Centralny ziarniniak olbrzymiokomórkowy u 11-letniego pacjenta po transplantacji nerki
© Borgis - Nowa Stomatologia 4/2012, s. 152-155
*Ewa Krasuska-Sławińska1, Katarzyna Świstak1, Wioletta Jarmużek2, Maciej Pronicki3, Dorota Olczak-Kowalczyk4
Summary
Introduction: Central giant cell granulomabenign semi-tumor osseous lesion. In patients after kidney transplantation this is often recognized as a first symptom of development of secondary hyperparathyroidism.
Aim: Aim of study is case presentation of patient after kidney transplantation, in who affirmed central giant cell granulomapresence in jaw in 22, 23 tooth region.

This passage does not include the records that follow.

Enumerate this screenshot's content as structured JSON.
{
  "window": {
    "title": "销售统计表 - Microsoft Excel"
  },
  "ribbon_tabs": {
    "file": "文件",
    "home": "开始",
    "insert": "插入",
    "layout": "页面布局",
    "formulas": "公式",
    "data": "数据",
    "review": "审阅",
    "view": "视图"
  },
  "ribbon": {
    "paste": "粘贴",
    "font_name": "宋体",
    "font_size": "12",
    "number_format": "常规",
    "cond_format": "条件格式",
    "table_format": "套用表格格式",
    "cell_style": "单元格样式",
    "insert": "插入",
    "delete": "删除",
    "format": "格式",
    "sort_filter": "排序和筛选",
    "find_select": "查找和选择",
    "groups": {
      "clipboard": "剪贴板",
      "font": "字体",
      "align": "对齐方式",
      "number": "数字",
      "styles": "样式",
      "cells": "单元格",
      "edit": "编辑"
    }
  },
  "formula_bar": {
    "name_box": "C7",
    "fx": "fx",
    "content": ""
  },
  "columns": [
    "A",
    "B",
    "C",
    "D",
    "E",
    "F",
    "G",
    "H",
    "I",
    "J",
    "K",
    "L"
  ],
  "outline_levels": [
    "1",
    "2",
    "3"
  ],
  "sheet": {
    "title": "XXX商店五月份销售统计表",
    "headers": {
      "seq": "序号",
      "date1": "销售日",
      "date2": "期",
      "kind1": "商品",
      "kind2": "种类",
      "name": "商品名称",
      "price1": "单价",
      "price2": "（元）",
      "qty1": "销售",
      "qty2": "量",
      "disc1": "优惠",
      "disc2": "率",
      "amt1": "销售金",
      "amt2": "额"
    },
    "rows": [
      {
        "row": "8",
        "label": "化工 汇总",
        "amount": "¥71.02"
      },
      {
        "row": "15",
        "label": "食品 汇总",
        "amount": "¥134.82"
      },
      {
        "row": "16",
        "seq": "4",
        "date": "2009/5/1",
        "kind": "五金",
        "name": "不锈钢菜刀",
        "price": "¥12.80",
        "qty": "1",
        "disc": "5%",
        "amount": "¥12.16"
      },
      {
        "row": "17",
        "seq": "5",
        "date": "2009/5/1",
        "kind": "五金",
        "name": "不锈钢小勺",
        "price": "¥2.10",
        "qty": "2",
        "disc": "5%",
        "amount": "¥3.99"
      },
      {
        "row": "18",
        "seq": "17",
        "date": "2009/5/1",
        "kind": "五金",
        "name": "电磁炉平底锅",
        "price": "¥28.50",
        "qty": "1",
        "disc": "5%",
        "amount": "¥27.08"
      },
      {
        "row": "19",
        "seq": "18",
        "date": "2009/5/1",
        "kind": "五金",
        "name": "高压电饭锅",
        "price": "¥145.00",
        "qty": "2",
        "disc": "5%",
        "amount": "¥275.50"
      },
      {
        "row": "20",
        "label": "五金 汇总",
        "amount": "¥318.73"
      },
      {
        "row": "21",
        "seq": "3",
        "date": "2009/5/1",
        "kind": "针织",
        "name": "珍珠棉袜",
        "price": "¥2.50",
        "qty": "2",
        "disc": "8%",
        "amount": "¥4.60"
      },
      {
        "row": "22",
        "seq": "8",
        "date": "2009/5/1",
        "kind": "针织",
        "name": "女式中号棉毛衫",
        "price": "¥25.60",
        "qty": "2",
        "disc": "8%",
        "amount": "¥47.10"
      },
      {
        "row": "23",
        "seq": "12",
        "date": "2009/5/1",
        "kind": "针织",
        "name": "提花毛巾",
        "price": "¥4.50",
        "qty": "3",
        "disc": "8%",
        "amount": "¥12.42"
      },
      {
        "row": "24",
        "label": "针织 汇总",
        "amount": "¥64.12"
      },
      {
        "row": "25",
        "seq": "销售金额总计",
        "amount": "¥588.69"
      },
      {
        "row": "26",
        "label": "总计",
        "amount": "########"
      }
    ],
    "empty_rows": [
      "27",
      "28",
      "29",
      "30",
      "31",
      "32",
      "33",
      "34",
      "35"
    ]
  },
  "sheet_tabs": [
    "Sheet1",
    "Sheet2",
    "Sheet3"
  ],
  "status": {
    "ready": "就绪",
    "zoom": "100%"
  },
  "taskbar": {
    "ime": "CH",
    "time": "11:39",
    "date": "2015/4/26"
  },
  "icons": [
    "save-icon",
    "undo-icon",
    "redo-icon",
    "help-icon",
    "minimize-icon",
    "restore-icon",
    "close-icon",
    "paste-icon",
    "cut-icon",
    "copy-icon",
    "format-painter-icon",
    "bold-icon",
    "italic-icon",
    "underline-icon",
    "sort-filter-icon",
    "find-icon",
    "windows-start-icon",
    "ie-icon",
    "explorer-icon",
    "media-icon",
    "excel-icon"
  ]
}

Case report: patient reported to clinic due to exorbitancy and oedema in alveolar process of jaw in 22, 23 tooth region. The lesion has been developing during 1 month, it was painless, covered by blue-red, soft-elastic mucosa without inflammatory symptoms, diameter 1.5 mm. There were no pathological changes in pantomography but CT – abnormal mass in alveolar process of jaw region was presented. Total surgical removal of the change was performed. Because of young age, didn’t decide to extraction of neighbour with change tooth. The histopathology exam revealed image of giant cell granuloma.
After an 5 month follow up from surgery recurrence of disease confirmed by CT was recorded. The patient was scheduled for extensive surgery, but we gave up because regression of the clinical recurrence was noticed. Recently after 38 month follow up from surgery clinical and radiological signs of tumor recurrence were not observed.
Conclusions: treatment of choice of central giant cell granuloma is radical remove of change including tooth in mass of tumor. Only in patients in developmental age exist possibility depart from tooth extractions, as in this case turned out good decision.